How can you tell if you have a job that's a struggle vs. a career that's inspiring?

How many of you wake up each morning excited at the prospect of going to work? Are you working at a job or at a career?

For me, I learned the difference between the two when I was only 12 years old. It happened the day I was assigned to ride along as a helper for my dad's long-time installer, Joe. As we drove that wintry morning to the job, he glanced over at me as I sat slumped in my seat. My posture and my expression making it very clear that I wouldn't have much to talk about with a guy who was four times my age. But that didn't stop Joe.

He leaned back in his driver's seat as we headed to the jobsite. That's when he asked "What are you going to be when you grow up, kid?"

"Well, I don't know. But I think it would be fun to be an electrician."

"Well too bad 'cause you can't be. See here in New York you need to have a relative already in the Electrician's Union to even have a chance to apply to be an electrician. Is there something else you'd like to be?"

"How about an electrical engineer?"

Slowly he pulled another drag on his cigarette as he nodded his head up and down. He sat up straight and stared out at the road in front of us. A smile came across his lips as he continued, "Kid, whatever you decide you'd like to do it's gotta pass three tests if you want it to be a career and not just a job. The first test is that it's gotta be something you like. 'Cause if you don't like it you'll be working eight hours a day doing it.

"And face it, most of us work a whole lot longer than that. Then when you do finally get home you'll be angry. You'll fight with the wife and kick the dog. Head off to bed at the end of another miserable day just to toss and turn all-night long dreading the very thought of waking up and starting all over again. So you gotta like it."
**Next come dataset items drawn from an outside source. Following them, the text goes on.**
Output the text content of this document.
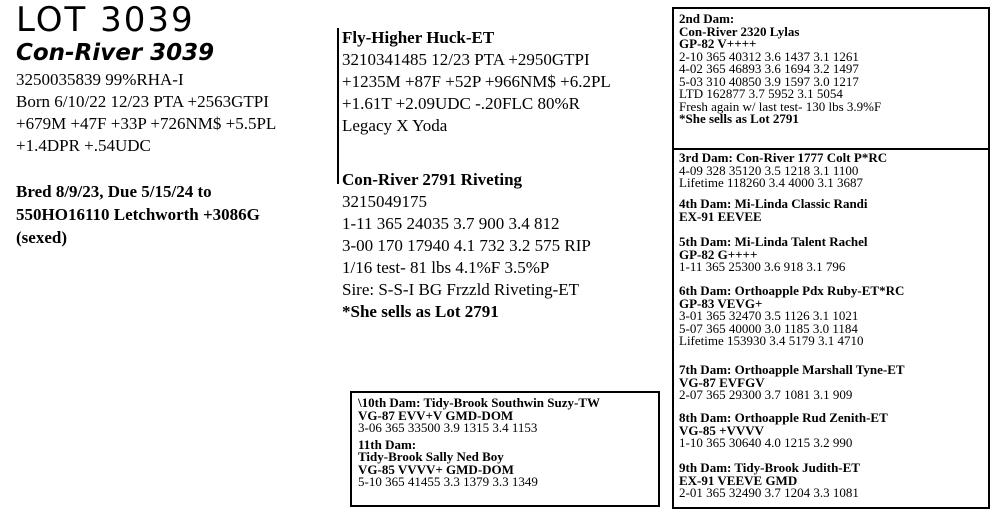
LOT 3039
Con-River 3039
3250035839 99%RHA-I
Born 6/10/22 12/23 PTA +2563GTPI
+679M +47F +33P +726NM$ +5.5PL
+1.4DPR +.54UDC
Bred 8/9/23, Due 5/15/24 to
550HO16110 Letchworth +3086G
(sexed)
Fly-Higher Huck-ET
3210341485 12/23 PTA +2950GTPI
+1235M +87F +52P +966NM$ +6.2PL
+1.61T +2.09UDC -.20FLC 80%R
Legacy X Yoda
Con-River 2791 Riveting
3215049175
1-11 365 24035 3.7 900 3.4 812
3-00 170 17940 4.1 732 3.2 575 RIP
1/16 test- 81 lbs 4.1%F 3.5%P
Sire: S-S-I BG Frzzld Riveting-ET
*She sells as Lot 2791
\10th Dam: Tidy-Brook Southwin Suzy-TW
VG-87 EVV+V GMD-DOM
3-06 365 33500 3.9 1315 3.4 1153
11th Dam:
Tidy-Brook Sally Ned Boy
VG-85 VVVV+ GMD-DOM
5-10 365 41455 3.3 1379 3.3 1349
2nd Dam:
Con-River 2320 Lylas
GP-82 V++++
2-10 365 40312 3.6 1437 3.1 1261
4-02 365 46893 3.6 1694 3.2 1497
5-03 310 40850 3.9 1597 3.0 1217
LTD 162877 3.7 5952 3.1 5054
Fresh again w/ last test- 130 lbs 3.9%F
*She sells as Lot 2791
3rd Dam: Con-River 1777 Colt P*RC
4-09 328 35120 3.5 1218 3.1 1100
Lifetime 118260 3.4 4000 3.1 3687
4th Dam: Mi-Linda Classic Randi
EX-91 EEVEE
5th Dam: Mi-Linda Talent Rachel
GP-82 G++++
1-11 365 25300 3.6 918 3.1 796
6th Dam: Orthoapple Pdx Ruby-ET*RC
GP-83 VEVG+
3-01 365 32470 3.5 1126 3.1 1021
5-07 365 40000 3.0 1185 3.0 1184
Lifetime 153930 3.4 5179 3.1 4710
7th Dam: Orthoapple Marshall Tyne-ET
VG-87 EVFGV
2-07 365 29300 3.7 1081 3.1 909
8th Dam: Orthoapple Rud Zenith-ET
VG-85 +VVVV
1-10 365 30640 4.0 1215 3.2 990
9th Dam: Tidy-Brook Judith-ET
EX-91 VEEVE GMD
2-01 365 32490 3.7 1204 3.3 1081
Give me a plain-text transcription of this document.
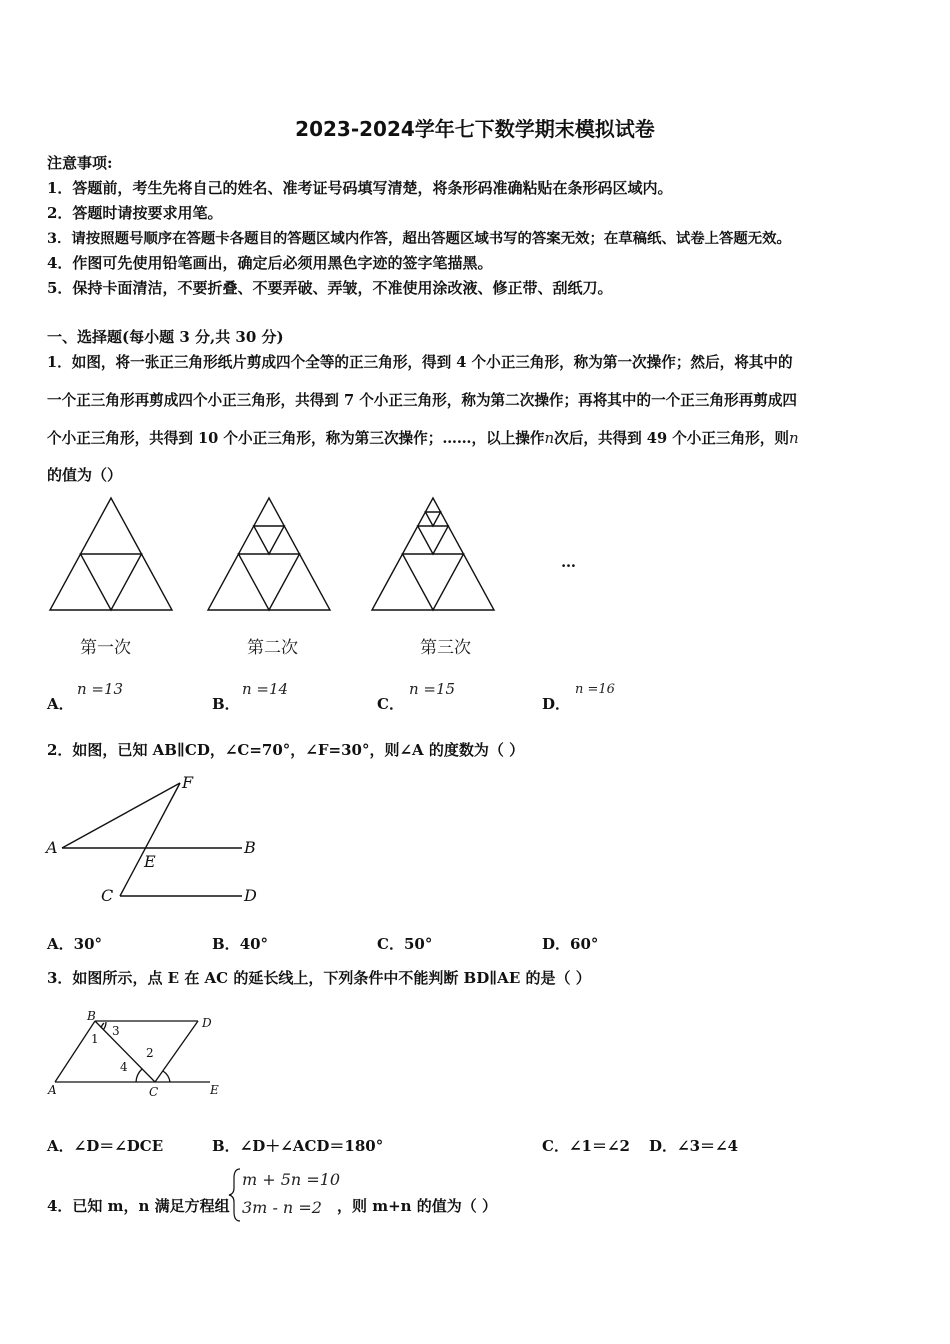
2023-2024学年七下数学期末模拟试卷
注意事项:
1．答题前，考生先将自己的姓名、准考证号码填写清楚，将条形码准确粘贴在条形码区域内。
2．答题时请按要求用笔。
3．请按照题号顺序在答题卡各题目的答题区域内作答，超出答题区域书写的答案无效；在草稿纸、试卷上答题无效。
4．作图可先使用铅笔画出，确定后必须用黑色字迹的签字笔描黑。
5．保持卡面清洁，不要折叠、不要弄破、弄皱，不准使用涂改液、修正带、刮纸刀。
一、选择题(每小题 3 分,共 30 分)
1．如图，将一张正三角形纸片剪成四个全等的正三角形，得到 4 个小正三角形，称为第一次操作；然后，将其中的
一个正三角形再剪成四个小正三角形，共得到 7 个小正三角形，称为第二次操作；再将其中的一个正三角形再剪成四
个小正三角形，共得到 10 个小正三角形，称为第三次操作；……，以上操作n次后，共得到 49 个小正三角形，则n
的值为（）
…
第一次	第二次	第三次
A．
n =13
B．
n =14
C．
n =15
D．
n =16
2．如图，已知 AB∥CD，∠C=70°，∠F=30°，则∠A 的度数为（ ）
A	B
C	D
E
F
A．30°	B．40°	C．50°	D．60°
3．如图所示，点 E 在 AC 的延长线上，下列条件中不能判断 BD∥AE 的是（ ）
B	D
A	C	E
1
2
3
4
A．∠D＝∠DCE	B．∠D＋∠ACD＝180°	C．∠1＝∠2 D．∠3＝∠4
4．已知 m，n 满足方程组
m + 5n =10
3m - n =2 ，则 m+n 的值为（ ）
"What's the second test?" I could feel my interest beginning to rise.

"The second test is that you gotta pick something that you can get really good at. 'Cause if you don't, you'll always struggle to be just mediocre and that doesn't give anyone a feeling of satisfaction. Let alone it'll be hard to move ahead and learn new things. So, you gotta pick something you can get good at."

Now I was hooked. "Okay, so what's the third test?"

"Ah, the third test. The third test is that you pick something that will let you lead the lifestyle you choose to live. Let's face it. We'd all like to be a movie star or a singer. But, how many of us are willing to deal with all that rejection and starve, too? Not many of us. So it has to be something that will allow you to live the lifestyle you choose. And, if your job can meet all three, well then, you've got a career."

Timeless Wisdom

I must have told this story a thousand and one times since then. And if you don't believe me, ask my wife. She's heard me speaking with owners, employees and even friends who are struggling in their jobs and are contemplating a career change. My daughters even ask me to tell their own teenage friends. And when I do, I see their faces light up as they get the simple message it shares. So, I write this story because it's as sound today as it was back then.

After hearing the wisdom of what Joe told me, people find it very helpful in looking at their current job. Sometimes, they find a new appreciation. Sometimes, they find the strength to pursue a new career that is better suited to them.

Like most advice, it was easier to give to others than to follow myself. When, I turned 40 I began to look at what I had been doing for more than 18 years. And because I had grown up working in the business and spending the better part of four months a year while in college working as a junior tech, I was getting bored and burdened by the work.

Losing interest in a job wearing me down made me reinvent my job and my workplace. That's when I set about the business of putting repeatable systems in place that would make my life, as well as other peoples' lives, better. This was the "shot in the arm" that got me pumped up for my next 10 years.

With everything working so well, I decided it was time to explore what I wanted the next challenge to be. That's when I realized what I wanted to do most was help others in our line of work experience the same type of freedom I had gained.

To get better at my new career, I attended a lot of seminars, read as many business books as I could, volunteered my services to fellow contractors and even spoke in front of as many trade associations as I could to improve myself.

Today, I feel so lucky to be a business coach and trainer to contractors just like you. It's what I love to do, it's what I do very well and it has allowed me the freedom to live where and how I want.

I ask you to take the three tests. Do what it takes to fall in love again with your job, or fall in love the first time with it, or find another career that will bring you the joy you deserve.

And if you still really want to be a movie star, you have the talent and are willing to accept the sacrifices, go for it. I'll look for you in a theatre near me.